Discovered – currently not indexed
This status indicates that Google is aware of the URL (it has been discovered, likely through sitemaps or links from other pages), but has not yet crawled or indexed the page. From experience, this is likely down to:
- Crawl budget constraints: If a site has a large number of pages, Google might prioritize which pages to crawl based on factors like site structure, page importance, or freshness. As a result, some discovered pages might wait longer to be crawled and indexed.
- Low priority: Google may assess the priority of crawling certain pages over others based on various signals. If a page is deemed low priority, it may remain in the “discovered” state for some time. This can be that the page has been processed directly and judged low priority, or the URL path it sits on has been judged low priority.
- Temporary technical issues: Occasionally, temporary issues (such as server unavailability or errors) can delay the crawling process, leaving pages in the discovered but not crawled state.
Wrapping up
The architecture and organization of your website play crucial roles in the efficiency and effectiveness of search engine crawling.

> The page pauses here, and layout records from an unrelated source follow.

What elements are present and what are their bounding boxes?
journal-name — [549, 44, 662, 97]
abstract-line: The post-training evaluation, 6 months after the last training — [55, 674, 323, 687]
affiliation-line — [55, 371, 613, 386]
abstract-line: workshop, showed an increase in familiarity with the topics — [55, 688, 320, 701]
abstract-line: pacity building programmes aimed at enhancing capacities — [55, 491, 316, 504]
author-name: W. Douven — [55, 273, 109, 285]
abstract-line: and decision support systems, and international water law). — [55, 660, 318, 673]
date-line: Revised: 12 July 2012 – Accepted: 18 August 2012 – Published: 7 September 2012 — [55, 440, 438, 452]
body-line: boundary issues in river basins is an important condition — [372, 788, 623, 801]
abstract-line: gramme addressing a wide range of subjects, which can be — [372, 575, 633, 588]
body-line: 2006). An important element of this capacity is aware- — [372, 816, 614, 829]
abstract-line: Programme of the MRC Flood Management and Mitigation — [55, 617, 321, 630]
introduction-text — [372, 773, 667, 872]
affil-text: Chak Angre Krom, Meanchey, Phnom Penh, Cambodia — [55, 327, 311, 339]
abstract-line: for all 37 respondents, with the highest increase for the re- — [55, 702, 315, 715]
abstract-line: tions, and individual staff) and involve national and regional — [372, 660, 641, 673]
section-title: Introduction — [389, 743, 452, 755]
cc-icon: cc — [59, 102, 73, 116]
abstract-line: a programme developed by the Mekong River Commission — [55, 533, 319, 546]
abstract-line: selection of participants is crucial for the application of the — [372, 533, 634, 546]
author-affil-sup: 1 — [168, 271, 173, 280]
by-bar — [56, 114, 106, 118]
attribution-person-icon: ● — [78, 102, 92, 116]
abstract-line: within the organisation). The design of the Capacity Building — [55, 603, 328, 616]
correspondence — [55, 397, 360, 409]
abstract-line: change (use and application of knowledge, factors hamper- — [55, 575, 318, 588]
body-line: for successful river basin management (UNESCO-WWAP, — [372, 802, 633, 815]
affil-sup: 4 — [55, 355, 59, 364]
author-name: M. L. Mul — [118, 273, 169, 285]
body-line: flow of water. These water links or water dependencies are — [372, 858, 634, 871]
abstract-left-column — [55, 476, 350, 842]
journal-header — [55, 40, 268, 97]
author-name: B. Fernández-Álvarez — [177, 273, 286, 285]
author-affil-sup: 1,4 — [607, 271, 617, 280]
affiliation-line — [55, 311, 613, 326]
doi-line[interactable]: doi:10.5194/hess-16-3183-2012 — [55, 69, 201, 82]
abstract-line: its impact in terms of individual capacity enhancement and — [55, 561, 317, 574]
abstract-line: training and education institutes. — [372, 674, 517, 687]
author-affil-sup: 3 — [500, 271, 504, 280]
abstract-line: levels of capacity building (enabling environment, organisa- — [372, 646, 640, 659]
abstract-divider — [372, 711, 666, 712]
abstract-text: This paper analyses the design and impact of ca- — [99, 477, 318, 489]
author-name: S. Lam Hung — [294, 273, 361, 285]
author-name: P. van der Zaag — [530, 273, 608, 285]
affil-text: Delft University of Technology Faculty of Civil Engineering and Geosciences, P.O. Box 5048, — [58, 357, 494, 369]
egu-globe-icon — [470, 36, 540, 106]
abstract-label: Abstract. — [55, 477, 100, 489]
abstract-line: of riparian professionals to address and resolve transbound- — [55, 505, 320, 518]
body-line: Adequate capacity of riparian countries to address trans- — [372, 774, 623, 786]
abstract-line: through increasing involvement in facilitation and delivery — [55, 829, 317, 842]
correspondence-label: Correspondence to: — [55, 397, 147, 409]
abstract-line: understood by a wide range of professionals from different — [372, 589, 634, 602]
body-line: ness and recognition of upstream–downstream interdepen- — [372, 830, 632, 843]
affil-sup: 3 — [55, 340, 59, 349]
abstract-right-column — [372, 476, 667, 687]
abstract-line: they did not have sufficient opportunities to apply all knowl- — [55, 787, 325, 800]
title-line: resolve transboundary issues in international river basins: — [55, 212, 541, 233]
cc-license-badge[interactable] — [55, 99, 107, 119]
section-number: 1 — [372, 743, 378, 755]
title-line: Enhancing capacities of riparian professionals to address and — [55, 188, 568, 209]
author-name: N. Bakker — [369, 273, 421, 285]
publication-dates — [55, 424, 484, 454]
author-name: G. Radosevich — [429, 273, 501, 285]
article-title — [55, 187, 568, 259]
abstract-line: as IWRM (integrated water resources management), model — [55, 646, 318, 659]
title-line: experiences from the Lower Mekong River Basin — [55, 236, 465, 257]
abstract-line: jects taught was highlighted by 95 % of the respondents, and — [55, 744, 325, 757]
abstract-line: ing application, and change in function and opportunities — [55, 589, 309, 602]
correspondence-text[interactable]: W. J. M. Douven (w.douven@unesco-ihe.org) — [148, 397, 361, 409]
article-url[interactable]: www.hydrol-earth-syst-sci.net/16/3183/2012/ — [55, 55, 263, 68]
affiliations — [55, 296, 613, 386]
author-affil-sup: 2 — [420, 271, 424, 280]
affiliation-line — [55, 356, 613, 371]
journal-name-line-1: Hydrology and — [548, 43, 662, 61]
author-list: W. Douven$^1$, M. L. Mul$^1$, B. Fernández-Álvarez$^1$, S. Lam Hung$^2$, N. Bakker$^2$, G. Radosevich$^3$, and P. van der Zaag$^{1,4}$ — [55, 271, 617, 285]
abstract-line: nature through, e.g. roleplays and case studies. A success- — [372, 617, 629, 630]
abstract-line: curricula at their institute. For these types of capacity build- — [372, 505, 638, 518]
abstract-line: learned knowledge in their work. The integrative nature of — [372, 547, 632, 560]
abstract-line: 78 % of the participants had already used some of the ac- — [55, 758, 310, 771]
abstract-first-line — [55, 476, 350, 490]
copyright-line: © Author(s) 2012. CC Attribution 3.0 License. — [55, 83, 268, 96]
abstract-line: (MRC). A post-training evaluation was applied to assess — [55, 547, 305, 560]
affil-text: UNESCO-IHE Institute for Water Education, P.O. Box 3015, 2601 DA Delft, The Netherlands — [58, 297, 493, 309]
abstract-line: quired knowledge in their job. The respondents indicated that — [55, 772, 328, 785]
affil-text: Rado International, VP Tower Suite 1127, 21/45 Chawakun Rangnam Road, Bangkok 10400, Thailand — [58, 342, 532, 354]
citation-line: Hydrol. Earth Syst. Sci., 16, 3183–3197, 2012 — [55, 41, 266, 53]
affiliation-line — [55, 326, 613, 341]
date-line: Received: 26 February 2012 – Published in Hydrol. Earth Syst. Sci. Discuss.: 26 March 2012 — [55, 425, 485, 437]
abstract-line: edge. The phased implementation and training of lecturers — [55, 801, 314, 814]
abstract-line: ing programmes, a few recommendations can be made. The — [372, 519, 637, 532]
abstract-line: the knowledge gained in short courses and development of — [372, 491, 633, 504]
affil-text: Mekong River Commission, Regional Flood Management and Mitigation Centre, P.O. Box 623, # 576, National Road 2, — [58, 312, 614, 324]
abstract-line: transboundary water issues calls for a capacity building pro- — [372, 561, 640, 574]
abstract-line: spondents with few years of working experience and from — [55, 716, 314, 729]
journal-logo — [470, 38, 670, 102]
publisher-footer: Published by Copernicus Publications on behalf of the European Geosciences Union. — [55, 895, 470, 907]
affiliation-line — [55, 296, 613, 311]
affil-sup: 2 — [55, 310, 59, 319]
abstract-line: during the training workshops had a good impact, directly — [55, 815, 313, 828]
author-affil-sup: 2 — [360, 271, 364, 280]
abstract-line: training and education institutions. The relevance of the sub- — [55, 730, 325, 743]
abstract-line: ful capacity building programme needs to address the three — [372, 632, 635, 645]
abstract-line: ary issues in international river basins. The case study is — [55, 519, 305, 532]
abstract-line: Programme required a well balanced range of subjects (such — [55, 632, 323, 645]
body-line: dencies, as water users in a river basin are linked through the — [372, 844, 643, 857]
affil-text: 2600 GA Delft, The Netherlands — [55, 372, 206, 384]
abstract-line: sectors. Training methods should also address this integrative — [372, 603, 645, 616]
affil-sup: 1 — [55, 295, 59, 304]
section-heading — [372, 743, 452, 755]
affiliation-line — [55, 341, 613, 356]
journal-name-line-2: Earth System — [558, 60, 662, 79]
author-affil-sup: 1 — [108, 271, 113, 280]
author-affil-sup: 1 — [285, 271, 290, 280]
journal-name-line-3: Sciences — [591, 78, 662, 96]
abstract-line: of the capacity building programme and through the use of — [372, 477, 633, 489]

A well-structured site can greatly enhance the allocation of crawl resources, ensuring that valuable content is readily discovered, indexed, and ranked.
By comparison, a poorly organized site can squander these resources, leading to diminished online visibility.
Understanding the concept of crawl budget—or crawl resources—and the factors influencing it, such as site speed, content freshness and quality, and site authority, is critical for optimizing how Google discovers and values your content.